In the last few weeks, I spoke to many courageous women navigating the challenges of midlife. Some are caring for an ageing parent or their children.
Some are struggling with a chronic illness. Others are coming to terms that they will not become mothers in this lifetime. Many put on hold their dreams for too long. They want to come of out the shadow and shine their light.
Most of them need to slow down, stop the addiction of being busy and face unresolved core issues. They need to spend time with themselves and listen carefully to their soul whispering.
These women know that there is a lot at stake if they don’t do it and don’t get out of the way of their own transformative process. Some told me explicitly that it is a matter of life and death. They must take care of themselves.
They all told me they want to be seen, validated, supported, and break free from old patterns! Not only that. They also said they wanted to feel a sense of togetherness and share their experience with midlife.
Most importantly, they told me that they know a lot of tricks to distract themselves:
– take care of their partner
– be busy with another course
– numb uncomfortable feelings with food, tobacco, alcohol and a good dose of Netflix
– be kind to anyone, pets included, but not to themselves!
We all know this game, right? Long term, it can become significantly detrimental to our health. Therefore, all this needs to stop!
Obviously, all the above survival strategies came to Life in the first place in our Life for an excellent reason. These patterns that dissociated us from our bodies and deeper feelings protected us, especially when we were children.
It is time to give ourselves that best juicy slice of the pie with no regret, guilt or shame!
I imagine that you may resonate with many things you read here today 🙂
To conclude this article, I would like to propose a little practice.
I invite you to go somewhere you love and revere as sacred, close to a river, the sea, a forest, a mountain or a meadow.
Ask for permission to enter the space.
Take some time to pause and listen.
Make sure that you can be undisturbed and you feel safe.
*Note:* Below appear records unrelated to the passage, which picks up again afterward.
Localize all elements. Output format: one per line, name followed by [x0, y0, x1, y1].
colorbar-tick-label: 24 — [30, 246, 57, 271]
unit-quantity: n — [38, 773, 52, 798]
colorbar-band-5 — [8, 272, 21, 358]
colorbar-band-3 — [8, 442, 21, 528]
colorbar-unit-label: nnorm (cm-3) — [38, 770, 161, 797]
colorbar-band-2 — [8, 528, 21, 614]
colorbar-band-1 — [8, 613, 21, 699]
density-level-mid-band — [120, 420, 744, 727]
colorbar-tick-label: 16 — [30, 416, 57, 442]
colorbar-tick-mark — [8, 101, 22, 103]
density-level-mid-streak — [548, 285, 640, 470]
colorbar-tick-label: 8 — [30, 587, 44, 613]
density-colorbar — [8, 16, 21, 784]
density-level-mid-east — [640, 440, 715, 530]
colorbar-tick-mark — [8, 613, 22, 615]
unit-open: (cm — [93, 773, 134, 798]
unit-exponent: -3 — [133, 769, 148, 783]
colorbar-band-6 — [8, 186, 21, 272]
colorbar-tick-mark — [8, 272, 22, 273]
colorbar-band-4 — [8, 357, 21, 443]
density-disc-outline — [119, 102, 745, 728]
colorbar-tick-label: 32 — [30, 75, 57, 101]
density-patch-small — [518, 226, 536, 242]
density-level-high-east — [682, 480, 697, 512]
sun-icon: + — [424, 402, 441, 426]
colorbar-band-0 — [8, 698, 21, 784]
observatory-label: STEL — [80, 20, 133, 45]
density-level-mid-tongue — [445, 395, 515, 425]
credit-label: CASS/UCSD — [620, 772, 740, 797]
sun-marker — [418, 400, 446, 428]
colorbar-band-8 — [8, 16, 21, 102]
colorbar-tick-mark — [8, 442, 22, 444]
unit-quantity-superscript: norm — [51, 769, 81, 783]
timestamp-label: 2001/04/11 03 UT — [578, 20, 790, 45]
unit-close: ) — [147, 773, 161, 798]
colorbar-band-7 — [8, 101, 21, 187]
Allow your senses to open and up and expand.
Once you feel ready, open up your heart to this landscape.
Talk to the land.
Feel the support underneath you.
Connect to Mother Earth.
Unleash your imagination with no censorship.
Share your anguish, worries, losses, despair, and fears with Her.
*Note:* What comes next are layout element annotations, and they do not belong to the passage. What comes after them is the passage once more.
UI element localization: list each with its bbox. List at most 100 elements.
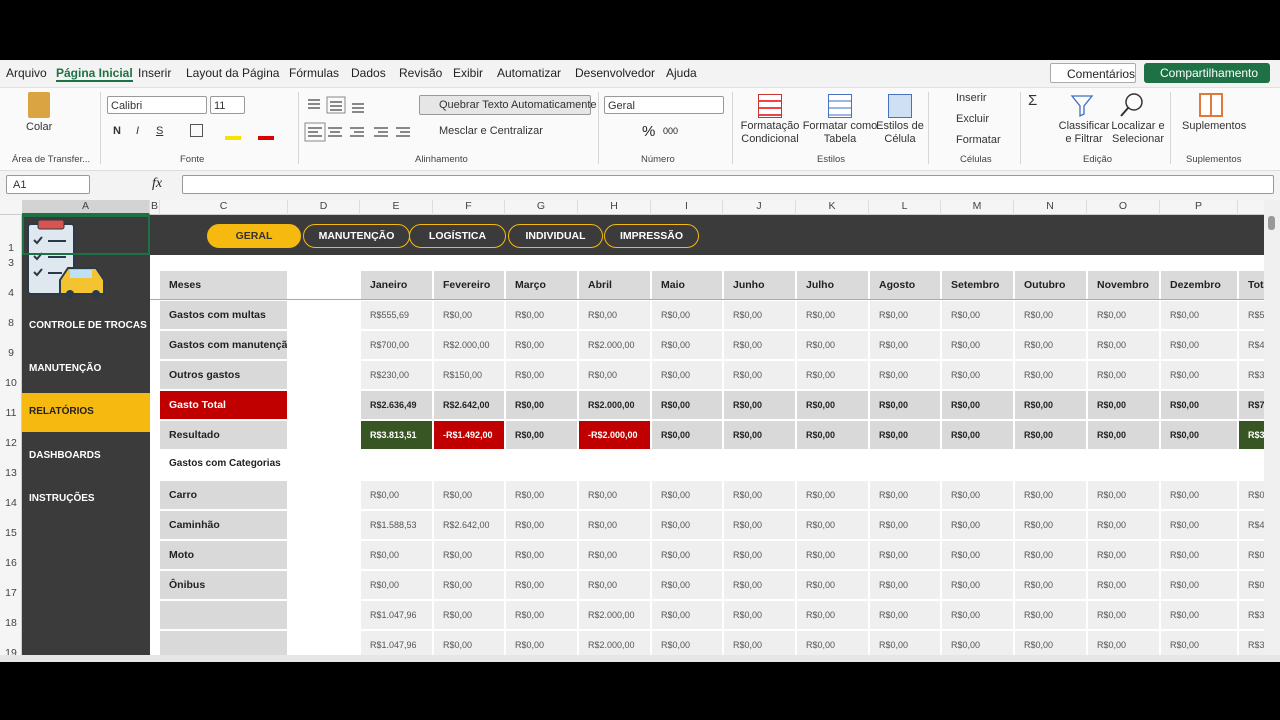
- column-header[interactable]: I: [651, 200, 723, 215]
- row-header[interactable]: 19: [5, 647, 17, 655]
- row-header[interactable]: 12: [5, 437, 17, 449]
- delete-button[interactable]: Excluir: [956, 113, 990, 125]
- paste-label[interactable]: Colar: [26, 121, 53, 133]
- nav-tab[interactable]: GERAL: [207, 224, 301, 248]
- value-cell: R$0,00: [797, 541, 868, 569]
- column-header[interactable]: O: [1087, 200, 1160, 215]
- find-select[interactable]: Localizar e: [1111, 120, 1165, 132]
- row-header[interactable]: 11: [5, 407, 17, 419]
- format-as-table[interactable]: Formatar como: [802, 120, 878, 132]
- font-name[interactable]: Calibri: [107, 96, 207, 114]
- menu-tab[interactable]: Arquivo: [6, 66, 47, 80]
- conditional-icon[interactable]: [758, 94, 782, 118]
- nav-tab[interactable]: IMPRESSÃO: [604, 224, 699, 248]
- menu-tab[interactable]: Exibir: [453, 66, 484, 80]
- separator: [598, 92, 599, 164]
- column-header[interactable]: H: [578, 200, 651, 215]
- edit-icons[interactable]: [1070, 92, 1170, 118]
- row-header[interactable]: 16: [5, 557, 17, 569]
- font-color[interactable]: [258, 136, 274, 140]
- insert-button[interactable]: Inserir: [956, 92, 987, 104]
- row-header[interactable]: 3: [8, 257, 14, 269]
- row-header[interactable]: 4: [8, 287, 14, 299]
- row-header[interactable]: 17: [5, 587, 17, 599]
- column-header[interactable]: C: [160, 200, 288, 215]
- conditional-format[interactable]: Formatação: [740, 120, 800, 132]
- scrollbar[interactable]: [1264, 200, 1280, 655]
- column-header[interactable]: B: [150, 200, 160, 215]
- menu-tab[interactable]: Desenvolvedor: [575, 66, 656, 80]
- column-header[interactable]: A: [22, 200, 150, 215]
- find-select[interactable]: Selecionar: [1112, 133, 1164, 145]
- formula-input[interactable]: [182, 175, 1274, 194]
- sidebar-item[interactable]: DASHBOARDS: [29, 450, 101, 461]
- sidebar-item[interactable]: RELATÓRIOS: [29, 406, 94, 417]
- percent-button[interactable]: %: [642, 123, 656, 140]
- menu-tab[interactable]: Revisão: [399, 66, 443, 80]
- italic-button[interactable]: I: [136, 125, 140, 137]
- cell-style-icon[interactable]: [888, 94, 912, 118]
- nav-tab[interactable]: MANUTENÇÃO: [303, 224, 410, 248]
- menu-tab[interactable]: Layout da Página: [186, 66, 280, 80]
- merge-center[interactable]: Mesclar e Centralizar: [439, 125, 543, 137]
- row-header[interactable]: 10: [5, 377, 17, 389]
- name-box[interactable]: A1: [6, 175, 90, 194]
- comments-button[interactable]: Comentários: [1050, 63, 1136, 83]
- column-header[interactable]: D: [288, 200, 360, 215]
- value-cell: R$0,00: [1015, 511, 1086, 539]
- menu-tab[interactable]: Automatizar: [497, 66, 562, 80]
- column-header[interactable]: F: [433, 200, 505, 215]
- fx-button[interactable]: fx: [152, 176, 163, 191]
- menu-tab[interactable]: Página Inicial: [56, 66, 133, 82]
- font-size[interactable]: 11: [210, 96, 245, 114]
- sidebar-item[interactable]: CONTROLE DE TROCAS: [29, 320, 147, 331]
- format-as-table[interactable]: Tabela: [823, 133, 857, 145]
- column-header[interactable]: K: [796, 200, 869, 215]
- menu-tab[interactable]: Fórmulas: [289, 66, 340, 80]
- column-header[interactable]: E: [360, 200, 433, 215]
- menu-tab[interactable]: Dados: [351, 66, 386, 80]
- paste-icon[interactable]: [28, 92, 50, 118]
- column-header[interactable]: P: [1160, 200, 1238, 215]
- row-header[interactable]: 18: [5, 617, 17, 629]
- cell-styles[interactable]: Estilos de: [876, 120, 924, 132]
- row-header[interactable]: 15: [5, 527, 17, 539]
- bold-button[interactable]: N: [113, 125, 121, 137]
- row-header[interactable]: 1: [8, 242, 14, 254]
- addins-button[interactable]: Suplementos: [1182, 120, 1247, 132]
- menu-tab[interactable]: Ajuda: [666, 66, 697, 80]
- fill-color[interactable]: [225, 136, 241, 140]
- sidebar-item[interactable]: MANUTENÇÃO: [29, 363, 102, 374]
- row-header[interactable]: 8: [8, 317, 14, 329]
- thousands-button[interactable]: 000: [663, 126, 679, 136]
- underline-button[interactable]: S: [156, 125, 164, 137]
- border-button[interactable]: [190, 124, 203, 137]
- conditional-format[interactable]: Condicional: [741, 133, 799, 145]
- addins-icon[interactable]: [1199, 93, 1223, 117]
- column-header[interactable]: L: [869, 200, 941, 215]
- row-header[interactable]: 13: [5, 467, 17, 479]
- table-icon[interactable]: [828, 94, 852, 118]
- wrap-text[interactable]: Quebrar Texto Automaticamente: [419, 95, 597, 115]
- value-cell: R$0,00: [1239, 481, 1264, 509]
- nav-tab[interactable]: INDIVIDUAL: [508, 224, 603, 248]
- number-format[interactable]: Geral: [604, 96, 724, 114]
- value-cell: R$0,00: [870, 301, 940, 329]
- column-header[interactable]: G: [505, 200, 578, 215]
- cell-styles[interactable]: Célula: [884, 133, 916, 145]
- row-label: Caminhão: [160, 511, 287, 539]
- row-header[interactable]: 9: [8, 347, 14, 359]
- sidebar-item[interactable]: INSTRUÇÕES: [29, 493, 95, 504]
- menu-tab[interactable]: Inserir: [138, 66, 172, 80]
- column-header[interactable]: M: [941, 200, 1014, 215]
- sort-filter[interactable]: Classificar: [1058, 120, 1110, 132]
- align-buttons[interactable]: [304, 96, 414, 144]
- row-header[interactable]: 14: [5, 497, 17, 509]
- nav-tab[interactable]: LOGÍSTICA: [409, 224, 506, 248]
- autosum-icon[interactable]: Σ: [1028, 92, 1038, 109]
- share-button[interactable]: Compartilhamento: [1144, 63, 1270, 83]
- column-header[interactable]: N: [1014, 200, 1087, 215]
- column-header[interactable]: J: [723, 200, 796, 215]
- sort-filter[interactable]: e Filtrar: [1065, 133, 1103, 145]
- format-button[interactable]: Formatar: [956, 134, 1001, 146]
Tell Her about your dreams, hopes, joy, visions, prayers and passions.
Do not rush this process. If the mind gets loud, take a big breath, give thanks and refocus gently on your conversation with the Web of Life. There is no right, no wrong here.
Give yourself permission to receive answers, insights, and images.
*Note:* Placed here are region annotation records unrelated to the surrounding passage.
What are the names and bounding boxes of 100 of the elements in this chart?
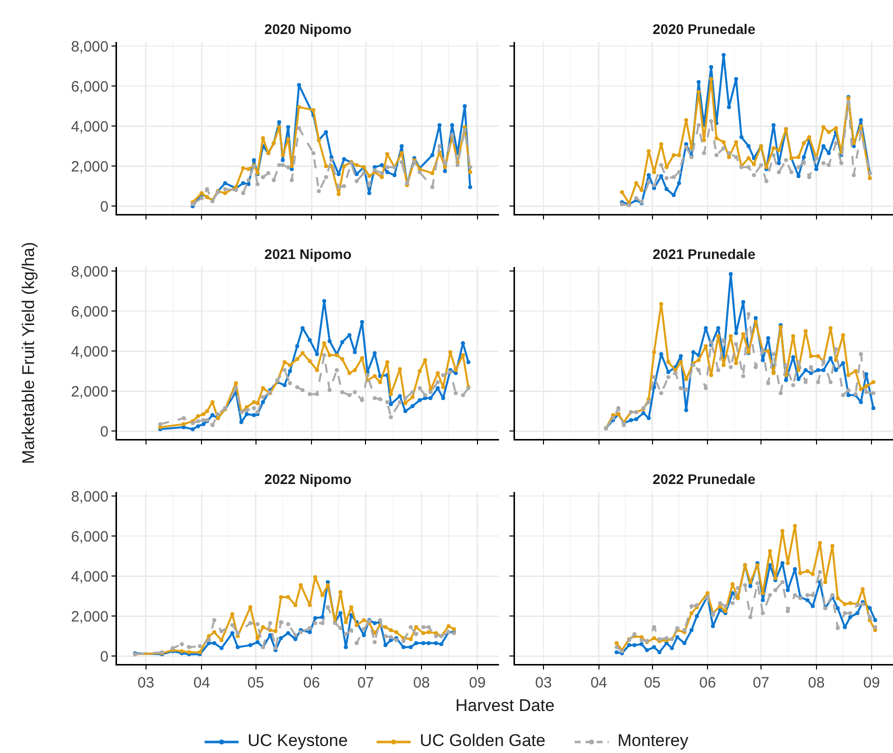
- point: [360, 398, 364, 402]
- point: [246, 178, 251, 182]
- point: [206, 638, 211, 642]
- point: [362, 171, 366, 176]
- point: [365, 373, 370, 378]
- point: [634, 181, 638, 186]
- point: [834, 141, 838, 146]
- point: [722, 53, 726, 58]
- point: [380, 175, 384, 180]
- point: [394, 630, 398, 634]
- chart-title: 2021 Nipomo: [264, 246, 352, 262]
- point: [718, 608, 722, 612]
- point: [810, 572, 815, 576]
- point: [315, 368, 320, 372]
- x-tick-label: 08: [808, 674, 825, 692]
- y-tick-label: 6,000: [70, 528, 108, 546]
- point: [678, 354, 683, 358]
- point: [352, 368, 357, 372]
- point: [746, 144, 751, 148]
- point: [709, 119, 714, 124]
- point: [252, 406, 256, 410]
- point: [830, 544, 834, 548]
- y-tick-label: 0: [100, 423, 108, 440]
- point: [664, 165, 669, 170]
- point: [644, 648, 649, 652]
- point: [792, 567, 797, 572]
- point: [378, 397, 382, 402]
- point: [286, 125, 290, 130]
- point: [784, 158, 788, 162]
- point: [272, 178, 276, 182]
- point: [791, 334, 796, 338]
- point: [408, 645, 413, 650]
- point: [362, 627, 366, 632]
- point: [383, 634, 388, 638]
- point: [828, 326, 833, 330]
- point: [684, 408, 688, 412]
- y-tick-label: 4,000: [70, 343, 108, 360]
- point: [308, 603, 312, 608]
- point: [716, 326, 720, 330]
- point: [741, 300, 746, 304]
- y-tick-label: 2,000: [70, 158, 108, 176]
- point: [780, 529, 784, 534]
- point: [256, 636, 260, 640]
- point: [652, 170, 656, 174]
- point: [728, 272, 733, 276]
- point: [212, 630, 216, 634]
- point: [403, 401, 408, 406]
- point: [776, 161, 781, 166]
- point: [372, 351, 377, 356]
- point: [288, 363, 292, 368]
- point: [300, 388, 305, 392]
- point: [280, 158, 285, 162]
- x-tick-label: 07: [357, 674, 374, 692]
- point: [295, 344, 300, 348]
- point: [646, 180, 651, 184]
- point: [646, 173, 651, 178]
- point: [438, 144, 442, 148]
- point: [223, 181, 228, 186]
- point: [678, 360, 683, 364]
- point: [684, 388, 688, 392]
- point: [678, 386, 683, 390]
- point: [338, 611, 342, 616]
- point: [848, 615, 852, 620]
- point: [805, 598, 810, 602]
- point: [828, 380, 833, 384]
- point: [807, 135, 812, 140]
- point: [347, 371, 352, 376]
- point: [772, 123, 776, 128]
- point: [728, 365, 733, 370]
- point: [362, 618, 366, 622]
- y-tick-label: 2,000: [70, 608, 108, 626]
- point: [201, 418, 206, 422]
- point: [421, 625, 426, 630]
- point: [329, 158, 334, 162]
- point: [187, 645, 192, 650]
- point: [338, 590, 342, 594]
- point: [780, 580, 784, 584]
- point: [871, 391, 876, 396]
- point: [704, 386, 708, 390]
- point: [868, 176, 872, 180]
- point: [454, 368, 458, 372]
- point: [372, 621, 377, 626]
- point: [286, 595, 290, 600]
- point: [403, 409, 408, 414]
- point: [336, 192, 341, 196]
- point: [841, 393, 846, 398]
- point: [873, 618, 878, 622]
- point: [766, 349, 770, 354]
- x-tick-label: 04: [193, 674, 210, 692]
- y-tick-label: 6,000: [70, 78, 108, 96]
- point: [212, 618, 216, 622]
- point: [754, 365, 758, 370]
- y-tick-label: 6,000: [70, 303, 108, 320]
- point: [710, 624, 715, 628]
- point: [659, 391, 664, 396]
- point: [414, 641, 418, 646]
- point: [354, 179, 359, 184]
- y-axis-title: Marketable Fruit Yield (kg/ha): [19, 242, 39, 464]
- point: [252, 400, 256, 404]
- point: [410, 404, 415, 408]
How can you relate to the life forms around you?
What is the land mirroring back to you?
How can you breathe in some comfort and delight?
What can you offer as a sign of gratitude?
Which story do you want to tell?
Thank you for taking the time to read this long piece.
Feel free to let me know how it lands.
I wish you all a good day.
May you follow your heart and dreams and spread your wings while rooted.